Ton fils Jean-Charles. »
Deux semaines et deux jours plus tard, un taxi s’arrête en face de l’imposante demeure des Lecoq. Le chauffeur tourne la tête vers son client pour lui annoncer le montant de la course. Mais à son grand étonnement, il s’aperçoit que celui-ci est recroquevillé sur la banquette arrière, le visage enfoui dans ses mains, comme s’il refusait de sortir. Et c’est bien le cas. Jean-Charles Lecoq a tellement peur de la réaction de son père qu’il n’a pas le courage de scruter le palmier qui se dresse à l’entrée à la recherche de l’éventuel signal de paix.
— Jeune homme, nous sommes arrivés à destination, annonce le conducteur. Qu’attendez-vous pour descendre ?
— Je… je… n’en suis pas capable, bredouille le passager. Pouvez-vous s’il vous plaît observer le palmier qui se trouve à l’entrée de la villa et me dire si vous y distinguez un mouchoir blanc attaché à l’une des branches ?
— Un mouchoir blanc attaché à l’une des branches ? répète le chauffeur de taxi en partant d’un grand éclat de rire. Mais vous plaisantez ?! Le palmier est entièrement recouvert de blanc. Je ne distingue pas une seule branche sans mouchoir blanc !
* * *
Moralité de cette histoire ? Après une année où nous nous sommes malheureusement éloignés de notre Père qui est au Ciel, nous aimerions revenir vers Lui, resserrer les liens et renouer avec nos racines. Mais au fond de nous, une petite voix nous en empêche : penses-tu qu’Il acceptera ta téchouva ? Qui te dit qu’il n’est pas trop tard pour te repentir ?
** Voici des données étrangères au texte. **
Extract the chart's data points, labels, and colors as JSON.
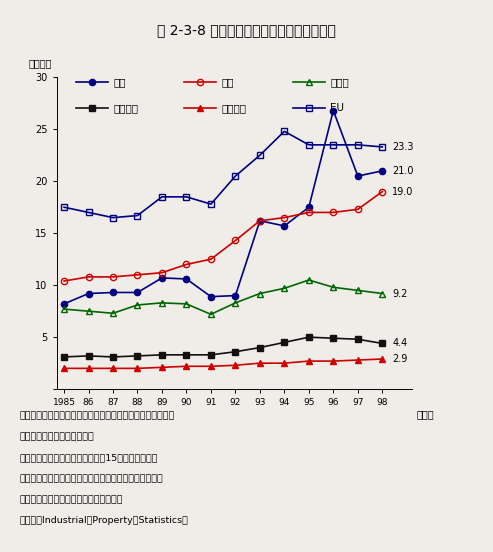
{
  "title": "第 2-3-8 図　主要国の特許登録件数の推移",
  "ylabel": "（万件）",
  "xlabel": "（年）",
  "years": [
    1985,
    1986,
    1987,
    1988,
    1989,
    1990,
    1991,
    1992,
    1993,
    1994,
    1995,
    1996,
    1997,
    1998
  ],
  "series_order": [
    "日本",
    "米国",
    "ドイツ",
    "フランス",
    "イギリス",
    "EU"
  ],
  "series": {
    "日本": {
      "values": [
        8.2,
        9.2,
        9.3,
        9.3,
        10.7,
        10.6,
        8.9,
        9.0,
        16.2,
        15.7,
        17.5,
        26.8,
        20.5,
        21.0
      ],
      "color": "#000080",
      "marker": "o",
      "fillstyle": "full",
      "end_label": "21.0"
    },
    "米国": {
      "values": [
        10.4,
        10.8,
        10.8,
        11.0,
        11.2,
        12.0,
        12.5,
        14.3,
        16.2,
        16.5,
        17.0,
        17.0,
        17.3,
        19.0
      ],
      "color": "#cc0000",
      "marker": "o",
      "fillstyle": "none",
      "end_label": "19.0"
    },
    "ドイツ": {
      "values": [
        7.7,
        7.5,
        7.3,
        8.1,
        8.3,
        8.2,
        7.2,
        8.3,
        9.2,
        9.7,
        10.5,
        9.8,
        9.5,
        9.2
      ],
      "color": "#006600",
      "marker": "^",
      "fillstyle": "none",
      "end_label": "9.2"
    },
    "フランス": {
      "values": [
        3.1,
        3.2,
        3.1,
        3.2,
        3.3,
        3.3,
        3.3,
        3.6,
        4.0,
        4.5,
        5.0,
        4.9,
        4.8,
        4.4
      ],
      "color": "#111111",
      "marker": "s",
      "fillstyle": "full",
      "end_label": "4.4"
    },
    "イギリス": {
      "values": [
        2.0,
        2.0,
        2.0,
        2.0,
        2.1,
        2.2,
        2.2,
        2.3,
        2.5,
        2.5,
        2.7,
        2.7,
        2.8,
        2.9
      ],
      "color": "#cc0000",
      "marker": "^",
      "fillstyle": "full",
      "end_label": "2.9"
    },
    "EU": {
      "values": [
        17.5,
        17.0,
        16.5,
        16.7,
        18.5,
        18.5,
        17.8,
        20.5,
        22.5,
        24.8,
        23.5,
        23.5,
        23.5,
        23.3
      ],
      "color": "#000080",
      "marker": "s",
      "fillstyle": "none",
      "end_label": "23.3"
    }
  },
  "ylim": [
    0,
    30
  ],
  "yticks": [
    0,
    5,
    10,
    15,
    20,
    25,
    30
  ],
  "background_color": "#f0ede8",
  "note_lines": [
    "注）１．特許権利者の国籍別に対自国及び対外国に登録がな",
    "　　　された件数の合計値。",
    "　　２．ＥＵの数値は現在の加盟15か国の合計値。",
    "資料：特許庁「特許庁年報」、「特許行政年次報告書」",
    "　　　世界知的所有権機関（ＷＩＰＯ）",
    "　　　「Industrial　Property　Statistics」"
  ],
  "note_fontsize": 6.8,
  "title_fontsize": 10.0,
  "axis_fontsize": 7.5,
  "legend_fontsize": 7.5
}
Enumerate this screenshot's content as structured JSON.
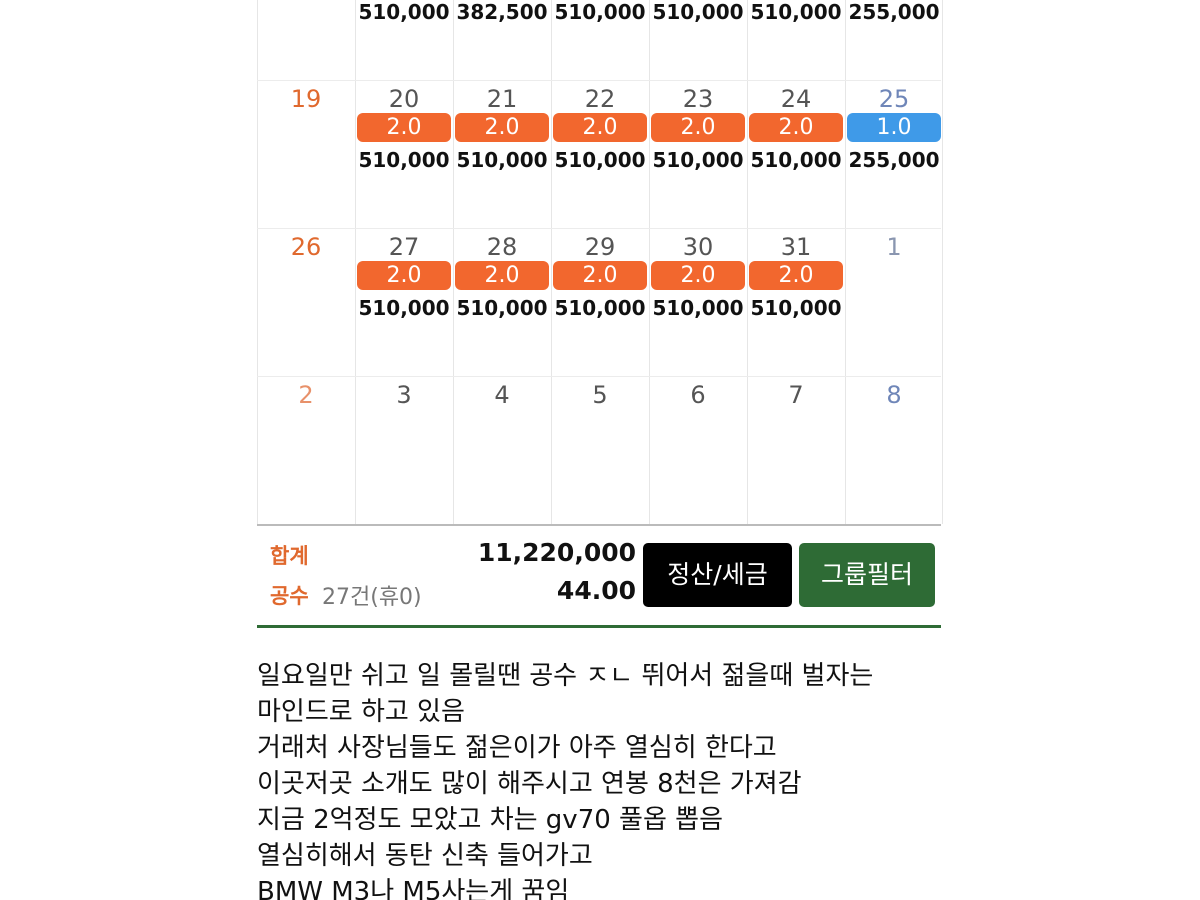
{
  "calendar": {
    "top_row_amounts": [
      "510,000",
      "382,500",
      "510,000",
      "510,000",
      "510,000",
      "255,000"
    ],
    "weeks": [
      {
        "days": [
          {
            "day": "19"
          },
          {
            "day": "20",
            "badge": "2.0",
            "badge_color": "#f2672e",
            "amount": "510,000"
          },
          {
            "day": "21",
            "badge": "2.0",
            "badge_color": "#f2672e",
            "amount": "510,000"
          },
          {
            "day": "22",
            "badge": "2.0",
            "badge_color": "#f2672e",
            "amount": "510,000"
          },
          {
            "day": "23",
            "badge": "2.0",
            "badge_color": "#f2672e",
            "amount": "510,000"
          },
          {
            "day": "24",
            "badge": "2.0",
            "badge_color": "#f2672e",
            "amount": "510,000"
          },
          {
            "day": "25",
            "badge": "1.0",
            "badge_color": "#3f9ae8",
            "amount": "255,000"
          }
        ]
      },
      {
        "days": [
          {
            "day": "26"
          },
          {
            "day": "27",
            "badge": "2.0",
            "badge_color": "#f2672e",
            "amount": "510,000"
          },
          {
            "day": "28",
            "badge": "2.0",
            "badge_color": "#f2672e",
            "amount": "510,000"
          },
          {
            "day": "29",
            "badge": "2.0",
            "badge_color": "#f2672e",
            "amount": "510,000"
          },
          {
            "day": "30",
            "badge": "2.0",
            "badge_color": "#f2672e",
            "amount": "510,000"
          },
          {
            "day": "31",
            "badge": "2.0",
            "badge_color": "#f2672e",
            "amount": "510,000"
          },
          {
            "day": "1"
          }
        ]
      },
      {
        "days": [
          {
            "day": "2"
          },
          {
            "day": "3"
          },
          {
            "day": "4"
          },
          {
            "day": "5"
          },
          {
            "day": "6"
          },
          {
            "day": "7"
          },
          {
            "day": "8"
          }
        ]
      }
    ]
  },
  "summary": {
    "total_label": "합계",
    "total": "11,220,000",
    "count_label": "공수",
    "count_note": "27건(휴0)",
    "count": "44.00",
    "buttons": [
      "정산/세금",
      "그룹필터"
    ]
  },
  "post": {
    "lines": [
      "일요일만 쉬고 일 몰릴땐 공수 ㅈㄴ 뛰어서 젊을때 벌자는",
      "마인드로 하고 있음",
      "거래처 사장님들도 젊은이가 아주 열심히 한다고",
      "이곳저곳 소개도 많이 해주시고  연봉 8천은 가져감",
      "지금 2억정도 모았고 차는 gv70 풀옵 뽑음",
      "열심히해서 동탄 신축 들어가고",
      "BMW M3나 M5사는게 꿈임"
    ]
  }
}
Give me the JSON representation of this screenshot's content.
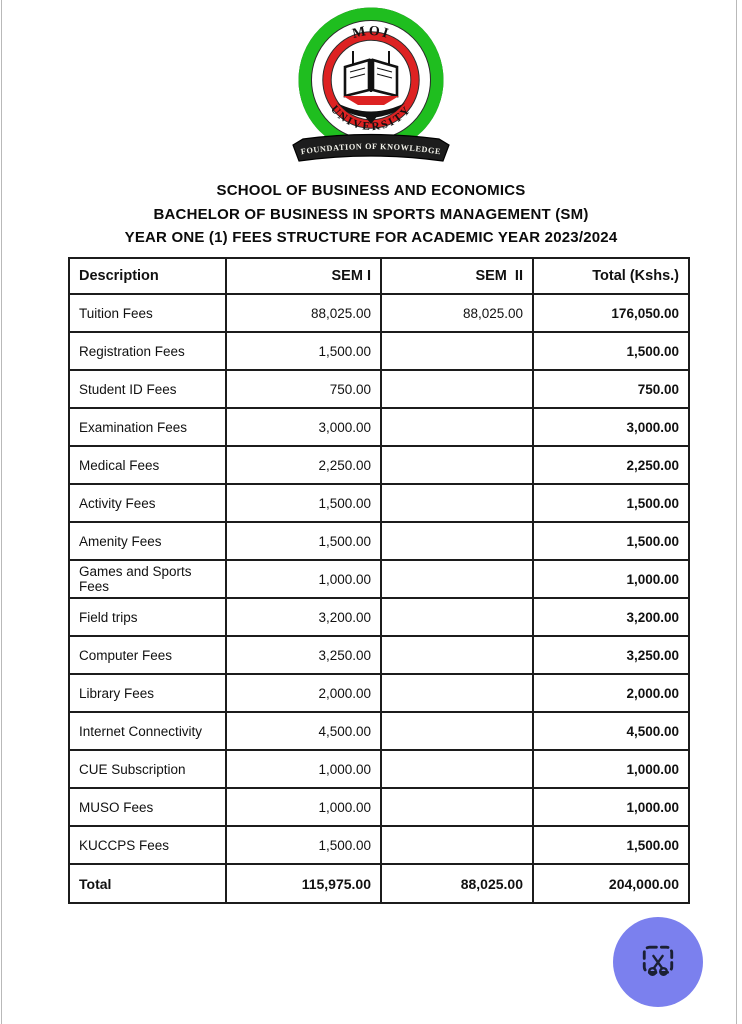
{
  "logo": {
    "top_text": "MOI",
    "bottom_text": "UNIVERSITY",
    "banner_text": "FOUNDATION OF KNOWLEDGE",
    "colors": {
      "ring_green": "#1fbe1f",
      "ring_red": "#dd2222",
      "banner_fill": "#1d1d1d"
    }
  },
  "headings": {
    "line1": "SCHOOL OF BUSINESS AND ECONOMICS",
    "line2": "BACHELOR OF BUSINESS IN SPORTS MANAGEMENT (SM)",
    "line3": "YEAR ONE (1) FEES STRUCTURE FOR ACADEMIC YEAR 2023/2024"
  },
  "table": {
    "headers": [
      "Description",
      "SEM I",
      "SEM  II",
      "Total (Kshs.)"
    ],
    "rows": [
      {
        "description": "Tuition Fees",
        "sem1": "88,025.00",
        "sem2": "88,025.00",
        "total": "176,050.00",
        "is_total": false
      },
      {
        "description": "Registration Fees",
        "sem1": "1,500.00",
        "sem2": "",
        "total": "1,500.00",
        "is_total": false
      },
      {
        "description": "Student ID Fees",
        "sem1": "750.00",
        "sem2": "",
        "total": "750.00",
        "is_total": false
      },
      {
        "description": "Examination Fees",
        "sem1": "3,000.00",
        "sem2": "",
        "total": "3,000.00",
        "is_total": false
      },
      {
        "description": "Medical Fees",
        "sem1": "2,250.00",
        "sem2": "",
        "total": "2,250.00",
        "is_total": false
      },
      {
        "description": "Activity Fees",
        "sem1": "1,500.00",
        "sem2": "",
        "total": "1,500.00",
        "is_total": false
      },
      {
        "description": "Amenity Fees",
        "sem1": "1,500.00",
        "sem2": "",
        "total": "1,500.00",
        "is_total": false
      },
      {
        "description": "Games and Sports Fees",
        "sem1": "1,000.00",
        "sem2": "",
        "total": "1,000.00",
        "is_total": false
      },
      {
        "description": "Field trips",
        "sem1": "3,200.00",
        "sem2": "",
        "total": "3,200.00",
        "is_total": false
      },
      {
        "description": "Computer Fees",
        "sem1": "3,250.00",
        "sem2": "",
        "total": "3,250.00",
        "is_total": false
      },
      {
        "description": "Library Fees",
        "sem1": "2,000.00",
        "sem2": "",
        "total": "2,000.00",
        "is_total": false
      },
      {
        "description": "Internet Connectivity",
        "sem1": "4,500.00",
        "sem2": "",
        "total": "4,500.00",
        "is_total": false
      },
      {
        "description": "CUE Subscription",
        "sem1": "1,000.00",
        "sem2": "",
        "total": "1,000.00",
        "is_total": false
      },
      {
        "description": "MUSO Fees",
        "sem1": "1,000.00",
        "sem2": "",
        "total": "1,000.00",
        "is_total": false
      },
      {
        "description": "KUCCPS Fees",
        "sem1": "1,500.00",
        "sem2": "",
        "total": "1,500.00",
        "is_total": false
      },
      {
        "description": "Total",
        "sem1": "115,975.00",
        "sem2": "88,025.00",
        "total": "204,000.00",
        "is_total": true
      }
    ]
  },
  "fab": {
    "background": "#7b80ee",
    "icon_color": "#1b2033",
    "icon": "crop-scissors"
  }
}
La réponse se cache dans une bénédiction que nous récitons chaque jour dans l’Amida : « Baroukh ata Hachem harotsé bitechouva. » Ces mots ne signifient pas seulement qu’Hachem accepte notre repentir. Ils indiquent également qu’Il souhaite ardemment nous retrouver et nous étreindre sous les ailes de Sa présence. À l’image de ce palmier entièrement recouvert de mouchoirs blancs, Son désir de proximité avec nous est si fort qu’il nous suffit d’effectuer un minuscule pas pour qu’Il nous accueille.